At that time, distribution devices of NPPs were first shelled, which prevented the Rivne and Khmelnytskyi stations from supplying power to the grid.
Then, in winter, people lived by power outage schedules. Businesses and citizens began importing petrol and diesel generators – experts estimate their total capacity at one gigawatt.
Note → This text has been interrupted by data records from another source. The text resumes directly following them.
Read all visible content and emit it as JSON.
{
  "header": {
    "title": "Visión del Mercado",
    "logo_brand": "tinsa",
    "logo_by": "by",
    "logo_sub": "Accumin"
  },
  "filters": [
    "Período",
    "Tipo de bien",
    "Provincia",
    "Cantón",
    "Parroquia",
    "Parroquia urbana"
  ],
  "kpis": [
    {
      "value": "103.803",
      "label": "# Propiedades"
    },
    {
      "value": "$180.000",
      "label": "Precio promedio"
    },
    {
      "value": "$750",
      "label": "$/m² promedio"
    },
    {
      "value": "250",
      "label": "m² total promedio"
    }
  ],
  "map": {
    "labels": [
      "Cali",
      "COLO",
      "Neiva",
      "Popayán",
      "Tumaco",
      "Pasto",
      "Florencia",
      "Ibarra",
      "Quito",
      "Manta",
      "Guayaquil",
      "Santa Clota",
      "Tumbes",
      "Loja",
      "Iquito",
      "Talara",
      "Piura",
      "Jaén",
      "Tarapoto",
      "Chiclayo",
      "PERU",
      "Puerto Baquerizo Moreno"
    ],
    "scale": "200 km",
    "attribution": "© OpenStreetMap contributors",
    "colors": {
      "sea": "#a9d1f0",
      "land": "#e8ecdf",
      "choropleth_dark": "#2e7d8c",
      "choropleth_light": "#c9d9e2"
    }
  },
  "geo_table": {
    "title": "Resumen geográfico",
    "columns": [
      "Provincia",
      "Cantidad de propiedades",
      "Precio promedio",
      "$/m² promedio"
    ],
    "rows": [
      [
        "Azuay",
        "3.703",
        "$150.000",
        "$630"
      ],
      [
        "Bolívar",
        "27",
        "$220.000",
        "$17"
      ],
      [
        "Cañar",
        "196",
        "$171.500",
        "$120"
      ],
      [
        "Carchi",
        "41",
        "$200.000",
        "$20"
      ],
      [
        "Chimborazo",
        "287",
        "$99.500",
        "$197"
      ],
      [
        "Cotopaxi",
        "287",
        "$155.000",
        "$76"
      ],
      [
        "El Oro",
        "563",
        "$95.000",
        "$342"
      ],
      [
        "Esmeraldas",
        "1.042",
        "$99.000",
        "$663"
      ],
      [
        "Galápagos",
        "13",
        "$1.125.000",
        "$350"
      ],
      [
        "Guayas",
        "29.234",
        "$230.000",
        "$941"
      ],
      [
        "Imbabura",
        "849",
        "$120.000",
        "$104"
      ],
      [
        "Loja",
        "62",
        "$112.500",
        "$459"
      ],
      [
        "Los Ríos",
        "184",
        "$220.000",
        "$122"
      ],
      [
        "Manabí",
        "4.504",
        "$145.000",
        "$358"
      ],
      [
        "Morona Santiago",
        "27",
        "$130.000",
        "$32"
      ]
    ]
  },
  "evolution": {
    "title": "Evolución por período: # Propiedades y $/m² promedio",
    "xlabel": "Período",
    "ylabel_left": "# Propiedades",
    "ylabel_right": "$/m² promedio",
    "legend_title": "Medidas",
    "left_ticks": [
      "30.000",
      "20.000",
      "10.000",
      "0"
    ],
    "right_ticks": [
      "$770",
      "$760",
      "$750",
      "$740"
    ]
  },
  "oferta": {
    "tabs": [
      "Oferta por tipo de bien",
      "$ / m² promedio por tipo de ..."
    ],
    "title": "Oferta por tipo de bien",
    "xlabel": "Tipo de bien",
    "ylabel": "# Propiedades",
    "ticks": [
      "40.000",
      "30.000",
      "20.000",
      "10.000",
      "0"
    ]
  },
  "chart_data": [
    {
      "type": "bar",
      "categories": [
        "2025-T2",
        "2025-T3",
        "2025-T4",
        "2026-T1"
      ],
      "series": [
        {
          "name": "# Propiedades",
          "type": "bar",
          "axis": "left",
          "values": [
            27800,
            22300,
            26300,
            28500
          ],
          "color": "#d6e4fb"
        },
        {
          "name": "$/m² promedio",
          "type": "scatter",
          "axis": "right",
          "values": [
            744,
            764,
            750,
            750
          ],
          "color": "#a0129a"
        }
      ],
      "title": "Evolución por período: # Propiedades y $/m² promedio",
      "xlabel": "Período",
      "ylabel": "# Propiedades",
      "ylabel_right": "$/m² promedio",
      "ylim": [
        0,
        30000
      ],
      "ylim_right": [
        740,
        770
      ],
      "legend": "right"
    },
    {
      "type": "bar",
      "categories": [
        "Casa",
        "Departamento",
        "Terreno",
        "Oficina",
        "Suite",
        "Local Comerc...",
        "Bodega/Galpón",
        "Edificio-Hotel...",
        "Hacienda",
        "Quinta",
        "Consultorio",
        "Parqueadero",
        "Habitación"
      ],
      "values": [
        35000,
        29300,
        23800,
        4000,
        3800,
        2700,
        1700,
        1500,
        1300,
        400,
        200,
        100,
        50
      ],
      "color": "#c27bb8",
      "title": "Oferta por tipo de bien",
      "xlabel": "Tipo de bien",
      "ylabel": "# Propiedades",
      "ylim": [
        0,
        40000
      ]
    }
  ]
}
It seems they will soon be needed again, as Russians resumed attacks on Ukrainian energy infrastructure at the end of winter but changed tactics. Now they are concentrating efforts on specific regions, including Kharkiv Oblast, systematically destroying their generation. They simultaneously struck Dnipro Hydroelectric Power Station with missiles and almost completely destroyed all thermal power plants. Summer is approaching, with planned maintenance of nuclear power units ahead, and consumption will increase due to refrigerators and air conditioners.
“The enemy has destroyed almost all thermal energy. Under enemy fire are hydroelectric power stations and gas infrastructure. Attacks on NPP infrastructure are not excluded, so Ukraine needs modern air defense systems,” said Ukrainian President Volodymyr Zelensky.
Can a country that caused a nuclear power plant explosion with its experiments carry out an act of nuclear terrorism and strike NPPs again? The answer is quite obvious: it’s entirely possible, all it takes is finding a pretext.
Cynicism abounds. Let’s remember Chornobyl. After the accident, a radioactive cloud formed, covering modern Ukraine, Belarus, and Russia, as well as almost all of Europe, reaching Britain and beyond to the Isle of Man.
The Soviet Union was in no hurry to share information about its failure, neither with its own population nor with other countries. Russia, as the successor of the USSR, has inherited those same habits. They engage in operations under a false flag – indeed, several times Russians shelled the Zaporizhzhia Nuclear Power Plant, accusing Ukraine of the shelling.
They attack civilian objects – power plants. In particular, NPPs.
Only air defense systems can protect them because Russians shoot at everything, from “Kinzhals” to “Iskanders” and “Zircons,” and, of course, they don’t forget about Iranian “Shaheds.” Ukraine’s allies have only 90 seconds left to protect the world from nuclear apocalypse.